Beranek organised the first, of the now annual, Sherpa rally where competitors from around the world race carrying a load up the mountain (60kg for men 20kg for women). He has won it a number of years. He hopes the popularity of this race will help prevent the High Tatra sherpa trade from dying out.

A porter’s empty load for taking back down the mountain

After a quick break at the hut we had a little route finding difficulty. Eventually we worked out where the trail of people had come from and made our way across a snowy patch before reaching a ridge line. Here we got to see a brand new view of some of the northerly peaks. Following the ridge we had another route finding issue where we followed a little path directly along the ridge rather than the markers which ran lower along the slope. We soon found ourselves at a knife edge with a 400m drop on either side. Back tracking to the path we scrambled up the last section before reaching the summit just over the border in Poland at 2499m. Mount Rysy has three summits, the highest is actually on the Slovakian side at 2503m, but we were there for the highest peak in Poland!

The last rocky steep section below the summit

In the past climbing to the Polish summit from Slovakia would have been illegal. Many mountaineers were fined for crossing the border not at an official crossing point. In 1999 an official border crossing was placed at Mount Rysy allowing mountaineers to reach the summit. Luckily for us however in 2007 both countries joined Schengen and we are free to hop across the border as many times as we wish.

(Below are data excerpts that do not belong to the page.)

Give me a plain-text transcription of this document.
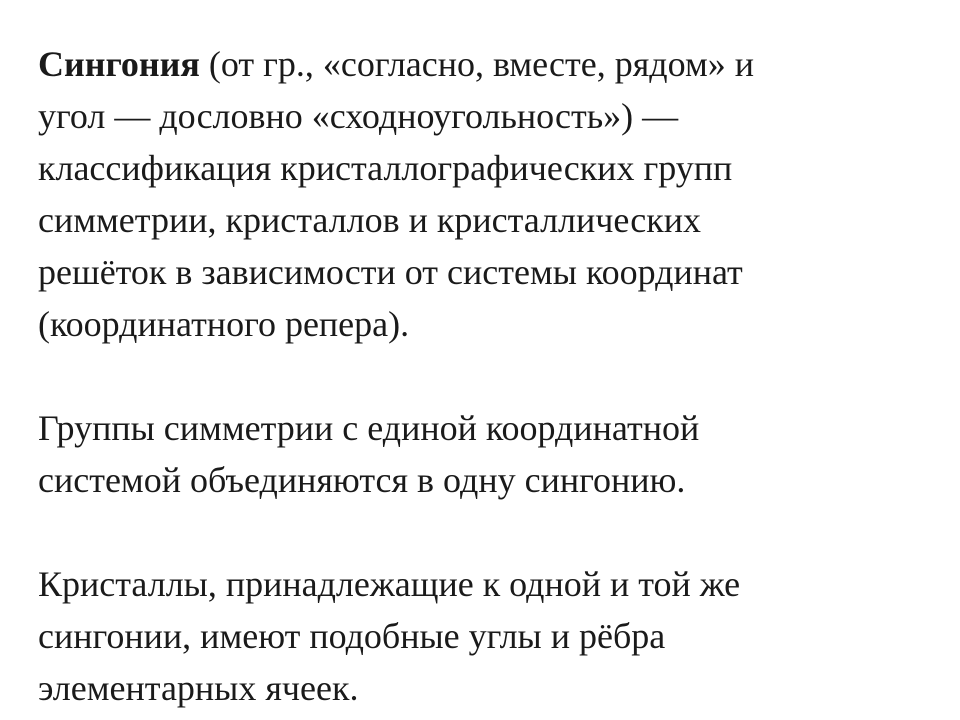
Сингония (от гр., «согласно, вместе, рядом» и
угол — дословно «сходноугольность») —
классификация кристаллографических групп
симметрии, кристаллов и кристаллических
решёток в зависимости от системы координат
(координатного репера).

Группы симметрии с единой координатной
системой объединяются в одну сингонию.

Кристаллы, принадлежащие к одной и той же
сингонии, имеют подобные углы и рёбра
элементарных ячеек.
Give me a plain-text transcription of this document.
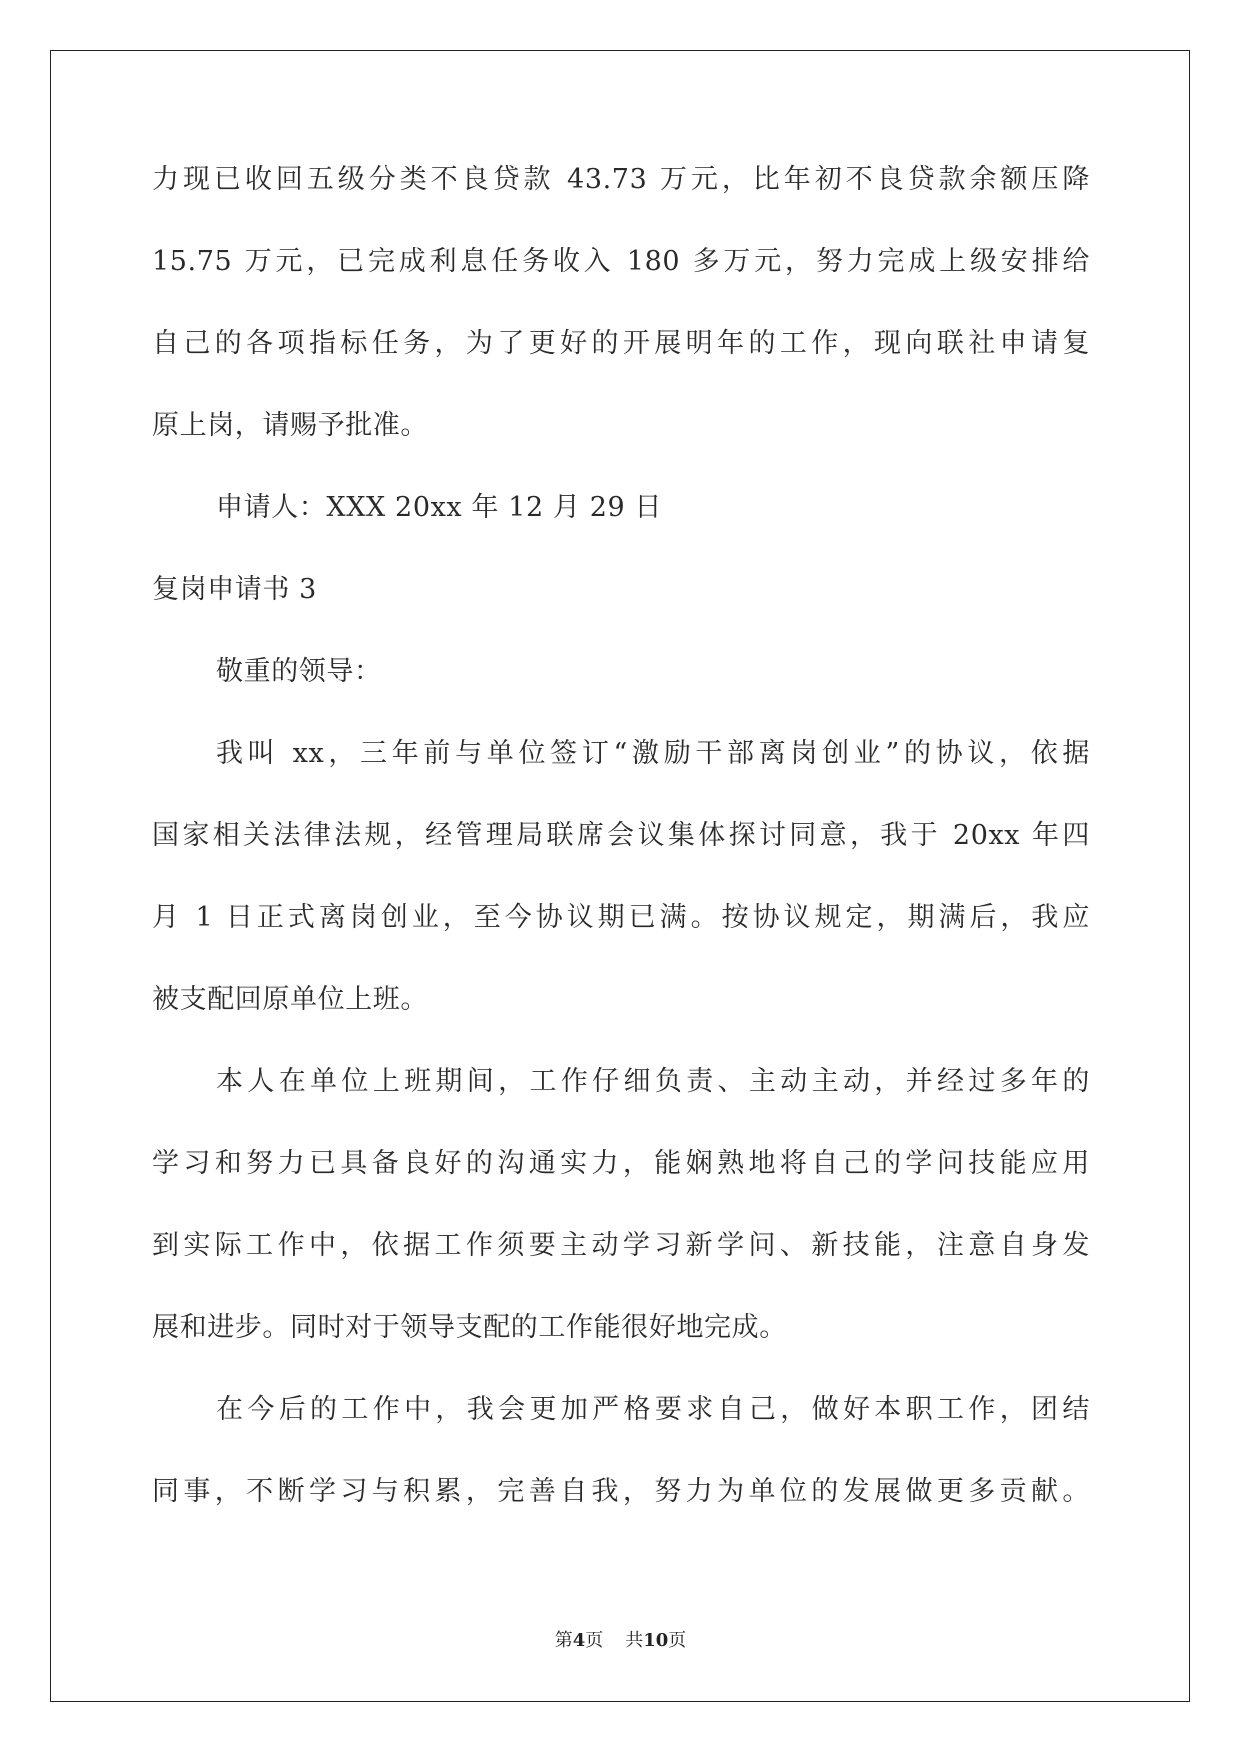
力现已收回五级分类不良贷款 43.73 万元，比年初不良贷款余额压降
15.75 万元，已完成利息任务收入 180 多万元，努力完成上级安排给
自己的各项指标任务，为了更好的开展明年的工作，现向联社申请复
原上岗，请赐予批准。
申请人：XXX 20xx 年 12 月 29 日
复岗申请书 3
敬重的领导：
我叫 xx，三年前与单位签订“激励干部离岗创业”的协议，依据
国家相关法律法规，经管理局联席会议集体探讨同意，我于 20xx 年四
月 1 日正式离岗创业，至今协议期已满。按协议规定，期满后，我应
被支配回原单位上班。
本人在单位上班期间，工作仔细负责、主动主动，并经过多年的
学习和努力已具备良好的沟通实力，能娴熟地将自己的学问技能应用
到实际工作中，依据工作须要主动学习新学问、新技能，注意自身发
展和进步。同时对于领导支配的工作能很好地完成。
在今后的工作中，我会更加严格要求自己，做好本职工作，团结
同事，不断学习与积累，完善自我，努力为单位的发展做更多贡献。
第4页 共10页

View from the summit of Rysy (2499m)

We luckily had a cloud free summit and soaked up the views before getting someone to take a summit photo for us. At this point we realised we couldn’t remember which way up the Polish flag went. I guessed and we had our photo taken. They must not have been Polish or thought we were idiots as I got it wrong and we are holding the flag upside down. 

Oops, highest peak in Indonesia

Well it was the right we up if we were on the highest peak in Indonesia! Luckily we had taken a couple of back up summit selfies with the flag in both orientations just in case.

That’s better, highest peak in Poland

It seemed like our early start had put us ahead of the crowds and we met a stream of people coming up as we made our way down. We made it back to the car in around 8 hours, paid our parking (after an angry note had been left on our car for not paying earlier) and reached the Slovakian mountain guides office only an hour after they opened.